A node/edge definition describes how nodes/edges are acquired from a dataset. Each node/edge has essential attributes that make it a valid graph component, and a definition specifies how these values are acquired or computed. Each attribute has an expression that describes the chain of actions to acquire the value from the dataset. An expression can be as simple as a field access or a complex chain of transformations. Here's a simple example:
definition = ExpressionNodeAcquisitionDefinition(
scan_operation=RowScanOperation(dataset=DatasetTargets),
primary_id=FieldExpression(FieldTargetsId),
label=LiteralExpression("ensembl"),
properties=[
(LiteralExpression(FieldTargetsApprovedSymbol.name), FieldExpression(FieldTargetsApprovedSymbol))
],
)In plain language, this definition scans through the targets dataset and
generates a node for each row.
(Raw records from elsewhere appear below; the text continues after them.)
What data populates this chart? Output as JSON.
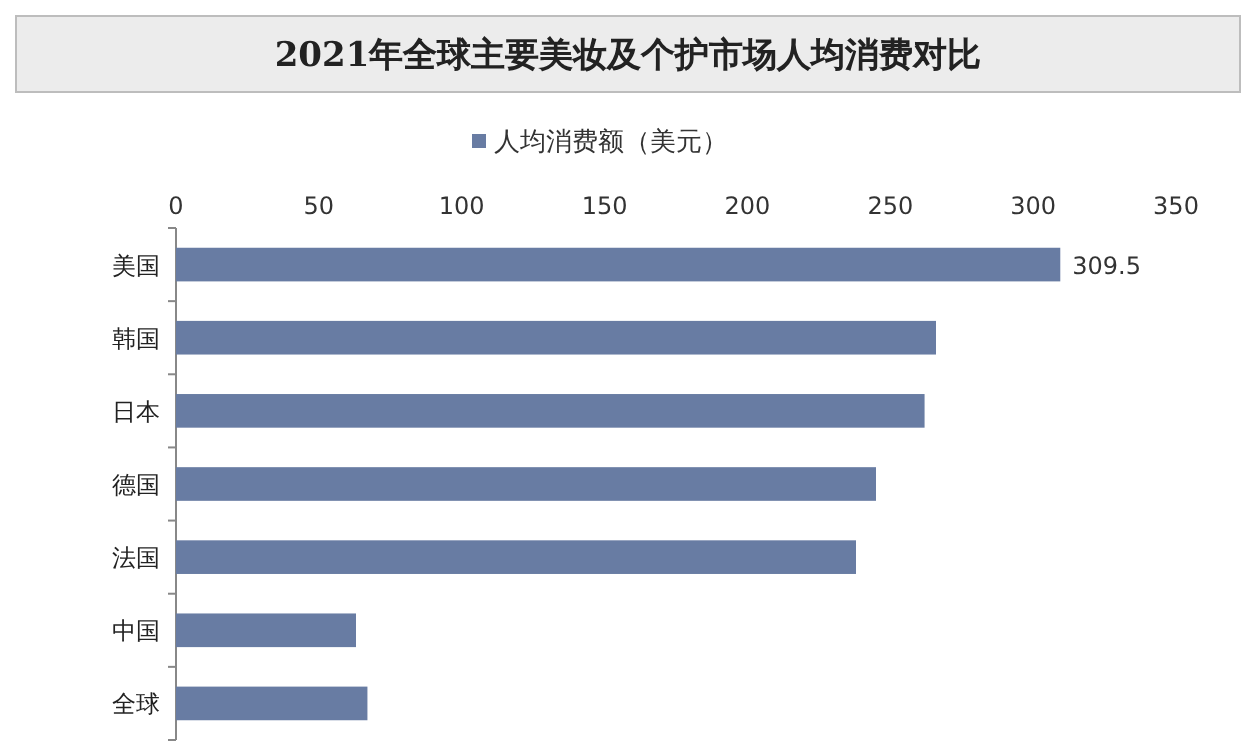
{
  "chart_data": {
    "type": "bar",
    "orientation": "horizontal",
    "title": "2021年全球主要美妆及个护市场人均消费对比",
    "categories": [
      "美国",
      "韩国",
      "日本",
      "德国",
      "法国",
      "中国",
      "全球"
    ],
    "series": [
      {
        "name": "人均消费额（美元）",
        "color": "#687ca3",
        "values": [
          309.5,
          266,
          262,
          245,
          238,
          63,
          67
        ],
        "value_labels": [
          "309.5",
          null,
          null,
          null,
          null,
          null,
          null
        ]
      }
    ],
    "xlim": [
      0,
      350
    ],
    "xticks": [
      0,
      50,
      100,
      150,
      200,
      250,
      300,
      350
    ],
    "grid": false,
    "legend": "top"
  }
}
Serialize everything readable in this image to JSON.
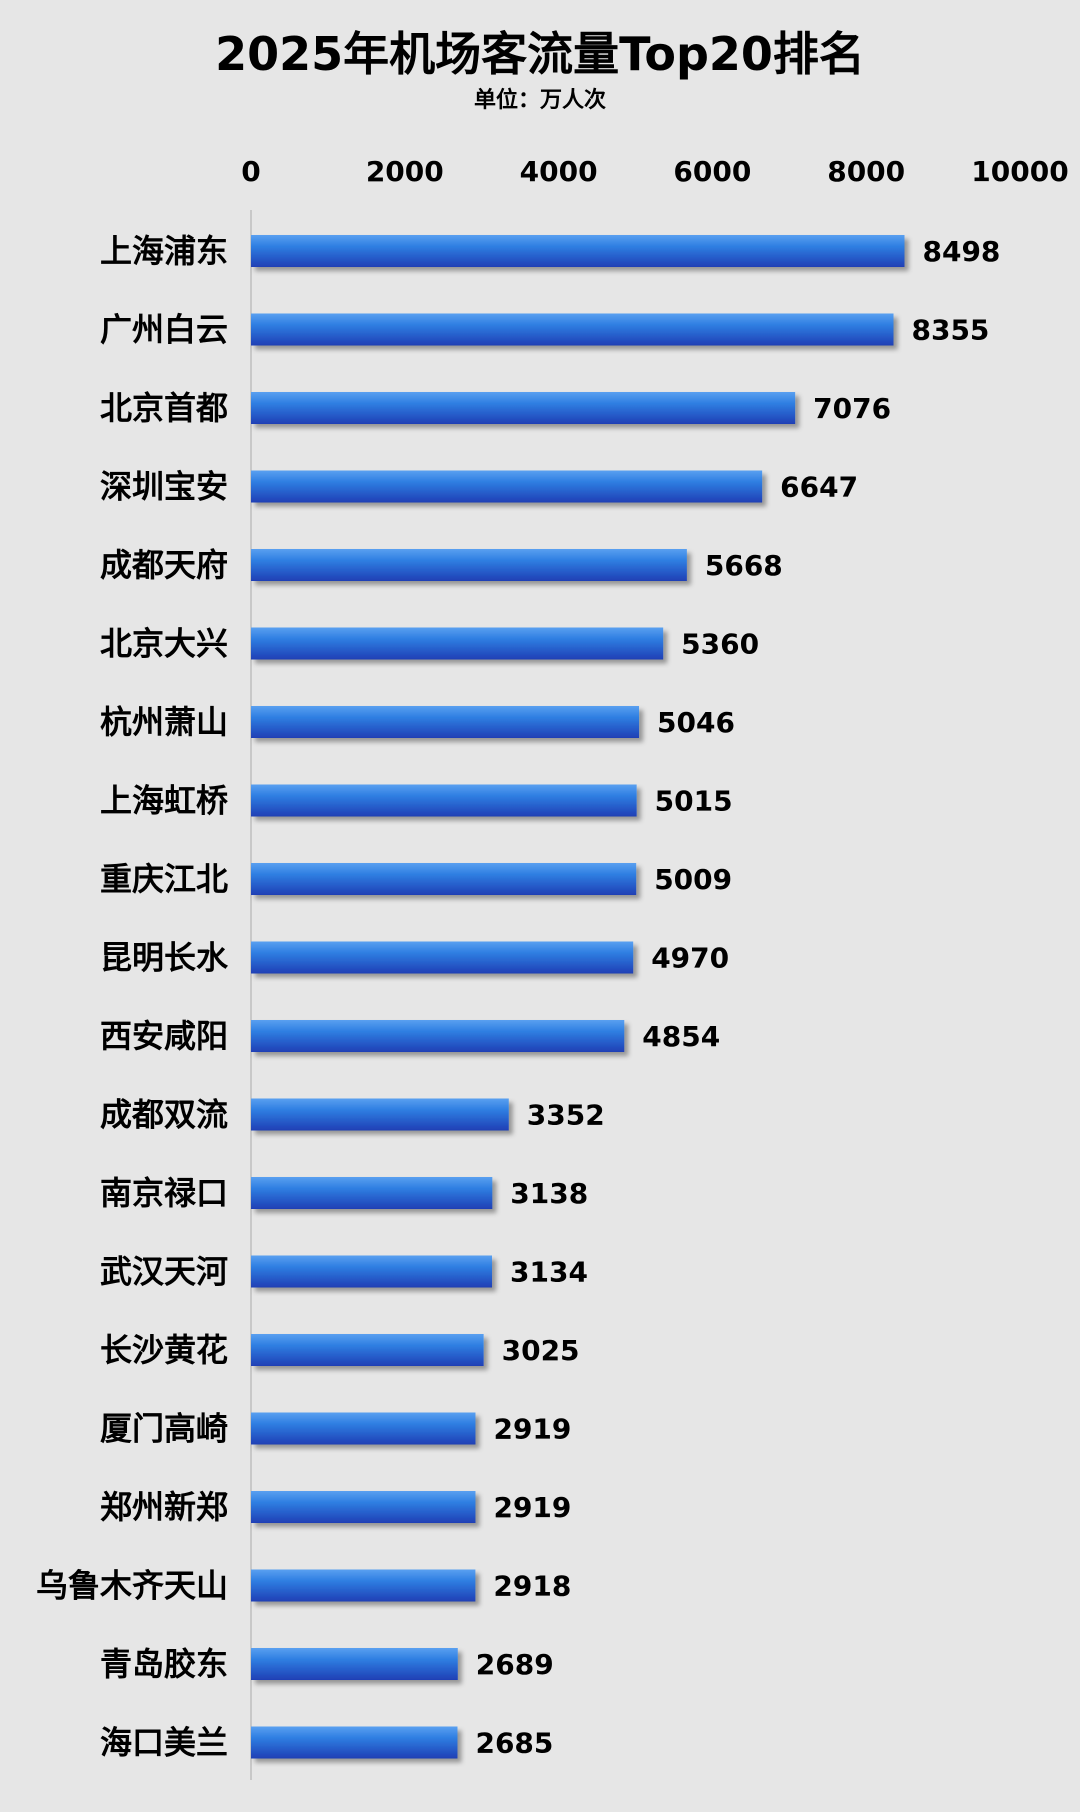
{
  "chart_data": {
    "type": "bar",
    "orientation": "horizontal",
    "title": "2025年机场客流量Top20排名",
    "subtitle": "单位：万人次",
    "xlabel": "",
    "ylabel": "",
    "xlim": [
      0,
      10000
    ],
    "xticks": [
      "0",
      "2000",
      "4000",
      "6000",
      "8000",
      "10000"
    ],
    "axis_position": "top",
    "grid": false,
    "legend": "none",
    "categories": [
      "上海浦东",
      "广州白云",
      "北京首都",
      "深圳宝安",
      "成都天府",
      "北京大兴",
      "杭州萧山",
      "上海虹桥",
      "重庆江北",
      "昆明长水",
      "西安咸阳",
      "成都双流",
      "南京禄口",
      "武汉天河",
      "长沙黄花",
      "厦门高崎",
      "郑州新郑",
      "乌鲁木齐天山",
      "青岛胶东",
      "海口美兰"
    ],
    "values": [
      8498,
      8355,
      7076,
      6647,
      5668,
      5360,
      5046,
      5015,
      5009,
      4970,
      4854,
      3352,
      3138,
      3134,
      3025,
      2919,
      2919,
      2918,
      2689,
      2685
    ],
    "colors": {
      "background": "#e6e6e6",
      "bar_light": "#2f7fe2",
      "bar_dark": "#1f3fb5",
      "text": "#000000",
      "axis": "#bdbdbd"
    }
  }
}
The node's ID is assigned from the id field,
its label is set to the literal value ensembl, and its properties include a
single property where the key is the name of the referenced field
approvedSymbol and the value comes from that field.
Expressions can be chained together:
expression = NormaliseCurieExpression(ToStringExpression(FieldExpression(FieldEvidenceDiseaseId)))This is equivalent to:
value = normalise_curie(str(data[FieldEvidenceDiseaseId]))In fact, this is almost exactly how a function will be built and run during acquisition.
An edge definition is similar but includes two additional attributes, source
and target, to link two nodes together.
For minor customization, you can derive from one of our presets as follows:
from open_targets.data.schema import FieldTargetsApprovedSymbol
from open_targets.definition import node_target
from dataclasses import replace
node_definition = replace(node_target, primary_id=FieldTargetsApprovedSymbol)This repository uses code generation (powered by
jinja) to generate scripts such
as the Open Targets data schema represented in Python classes. The code
generation scripts are located under code_generation. *.jinja files are
templates for the generated scripts, and each template has its corresponding
script generated in the same directory.
- Implement cloud streaming to eliminate the need for local dataset storage
- Develop a codeless mode for defining node/edge definitions in JSON/YAML files
- Support Open Targets metadata migration to Croissant ML
- Extend beyond Open Targets data to support various tabular data formats
- Create a comprehensive set of scientifically meaningful node/edge definitions and knowledge graph schemas
Contributions are welcome! Please feel free to submit a Pull Request or create an Issue if you discover any problems.
This project is licensed under the MIT License - see the LICENSE file for details.